In the second image the effect is controlled with a mask excluding the clouds and the opacity of the Levels layer was reduced to blend the darkening effect to the desired value. This is a very simple image modification and often is the easiest method of simply darkening a sky, or adding a darkening vignette to an image. In addition to the blend mode itself, other modifications can be made to the adjustment layer in order to further modify the effect. Changes to the values in a Levels or Curves layer can be used to make more subtle adjustments to the layer including modifying color. A Hue and Saturation adjustment layer in Multiply mode will look just like a Levels adjustment layer with no modifications, but adding an actual hue shift or saturation adjustment can help make subtle modifications that can be very valuable. There are no "rules" to these techniques, you simply need to play with the various options afforded by your choice of adjustment layer to help you control your image.
In the Darken mode the content of the layer is only applied to the image below if the content of the layer is darker than the existing content. Anything lighter in the layer is ignored. The Darken mode can be useful where an image has been processed to two different values and composited to introduce the darker processing into the lighter image. Salvaging highlight detail in light sources, or near windows would be an example of this approach. Again, masking would also be a part of controlling the effect, but the Darken blend mode would keep lighter areas of the image from having an influence, especially if the contrast of the second image were higher than the background image.

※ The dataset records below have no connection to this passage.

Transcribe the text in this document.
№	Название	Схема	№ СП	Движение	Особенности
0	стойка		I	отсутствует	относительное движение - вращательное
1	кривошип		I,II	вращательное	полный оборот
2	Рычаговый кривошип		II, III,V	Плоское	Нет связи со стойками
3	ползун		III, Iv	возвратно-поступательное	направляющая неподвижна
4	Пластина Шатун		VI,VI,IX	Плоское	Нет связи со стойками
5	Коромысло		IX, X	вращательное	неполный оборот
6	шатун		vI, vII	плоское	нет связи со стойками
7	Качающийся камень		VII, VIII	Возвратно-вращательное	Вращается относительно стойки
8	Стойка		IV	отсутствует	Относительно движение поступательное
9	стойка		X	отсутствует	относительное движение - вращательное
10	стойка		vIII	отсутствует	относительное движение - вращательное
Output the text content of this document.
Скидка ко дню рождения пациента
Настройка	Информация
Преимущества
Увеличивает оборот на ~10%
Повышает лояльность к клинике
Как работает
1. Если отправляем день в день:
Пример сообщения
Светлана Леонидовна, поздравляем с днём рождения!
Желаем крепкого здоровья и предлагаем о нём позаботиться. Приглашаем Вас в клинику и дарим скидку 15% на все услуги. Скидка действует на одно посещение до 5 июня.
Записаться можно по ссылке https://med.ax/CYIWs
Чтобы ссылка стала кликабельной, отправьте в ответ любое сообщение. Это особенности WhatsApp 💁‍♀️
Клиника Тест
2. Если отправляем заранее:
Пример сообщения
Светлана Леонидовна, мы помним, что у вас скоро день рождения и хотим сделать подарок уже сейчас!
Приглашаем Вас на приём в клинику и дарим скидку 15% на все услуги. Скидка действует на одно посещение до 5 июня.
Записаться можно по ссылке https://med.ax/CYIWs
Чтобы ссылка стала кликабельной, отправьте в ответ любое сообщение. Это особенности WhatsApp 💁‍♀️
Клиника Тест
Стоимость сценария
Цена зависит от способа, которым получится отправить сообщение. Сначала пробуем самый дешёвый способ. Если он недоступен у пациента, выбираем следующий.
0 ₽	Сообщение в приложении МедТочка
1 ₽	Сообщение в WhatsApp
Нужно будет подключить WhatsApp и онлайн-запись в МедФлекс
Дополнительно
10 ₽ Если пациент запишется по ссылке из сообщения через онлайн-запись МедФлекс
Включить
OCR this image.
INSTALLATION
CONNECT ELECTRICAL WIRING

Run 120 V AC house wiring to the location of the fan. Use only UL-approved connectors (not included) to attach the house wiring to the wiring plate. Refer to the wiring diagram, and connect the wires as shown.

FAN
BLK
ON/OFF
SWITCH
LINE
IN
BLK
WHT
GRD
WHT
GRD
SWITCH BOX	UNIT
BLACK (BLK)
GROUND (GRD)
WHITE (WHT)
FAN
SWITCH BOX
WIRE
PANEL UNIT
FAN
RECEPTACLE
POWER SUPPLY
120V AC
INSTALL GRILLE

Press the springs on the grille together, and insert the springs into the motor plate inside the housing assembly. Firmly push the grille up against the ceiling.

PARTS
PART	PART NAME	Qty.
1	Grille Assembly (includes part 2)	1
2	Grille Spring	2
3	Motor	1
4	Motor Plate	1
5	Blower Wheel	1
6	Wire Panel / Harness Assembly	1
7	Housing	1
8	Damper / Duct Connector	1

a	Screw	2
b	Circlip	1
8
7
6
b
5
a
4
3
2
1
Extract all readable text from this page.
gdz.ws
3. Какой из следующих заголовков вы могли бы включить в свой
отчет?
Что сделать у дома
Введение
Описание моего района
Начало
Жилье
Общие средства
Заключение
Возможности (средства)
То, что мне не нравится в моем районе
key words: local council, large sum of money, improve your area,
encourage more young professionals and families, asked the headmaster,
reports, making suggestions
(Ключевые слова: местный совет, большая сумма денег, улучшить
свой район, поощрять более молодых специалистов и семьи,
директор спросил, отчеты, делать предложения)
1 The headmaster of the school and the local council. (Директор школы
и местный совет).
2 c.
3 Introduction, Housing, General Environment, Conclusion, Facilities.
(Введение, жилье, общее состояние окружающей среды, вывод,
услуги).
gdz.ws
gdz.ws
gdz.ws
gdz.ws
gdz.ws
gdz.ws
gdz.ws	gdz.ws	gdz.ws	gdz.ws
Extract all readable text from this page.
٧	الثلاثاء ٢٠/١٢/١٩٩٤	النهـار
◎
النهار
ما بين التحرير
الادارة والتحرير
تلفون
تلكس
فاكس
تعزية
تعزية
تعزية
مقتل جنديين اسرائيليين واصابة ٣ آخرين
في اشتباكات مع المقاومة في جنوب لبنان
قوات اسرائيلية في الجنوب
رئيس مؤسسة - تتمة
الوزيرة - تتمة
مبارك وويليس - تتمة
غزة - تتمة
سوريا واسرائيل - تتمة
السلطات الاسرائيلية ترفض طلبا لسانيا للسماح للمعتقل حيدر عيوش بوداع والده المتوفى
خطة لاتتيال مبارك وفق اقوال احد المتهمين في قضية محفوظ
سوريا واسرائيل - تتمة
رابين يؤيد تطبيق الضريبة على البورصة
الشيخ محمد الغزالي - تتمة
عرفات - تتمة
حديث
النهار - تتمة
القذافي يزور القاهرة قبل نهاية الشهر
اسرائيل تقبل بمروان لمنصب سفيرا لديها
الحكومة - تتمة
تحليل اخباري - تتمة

The darken blend mode is less used than Multiply and the lighten modes. Where possible it can save you from complex masking. In the image at the right you can mouse over to see the original with lighter clouds at the top. With a curves darkening of the clouds the mood of the storm breaking was enhanced.
There are other modes in the Darkening group that are generally less often used by photographers. Color Burn is darker than Multiply and tends to increase color saturation, especially in the mid-tones. Linear Burn is also darker than Multiply without the saturation increase.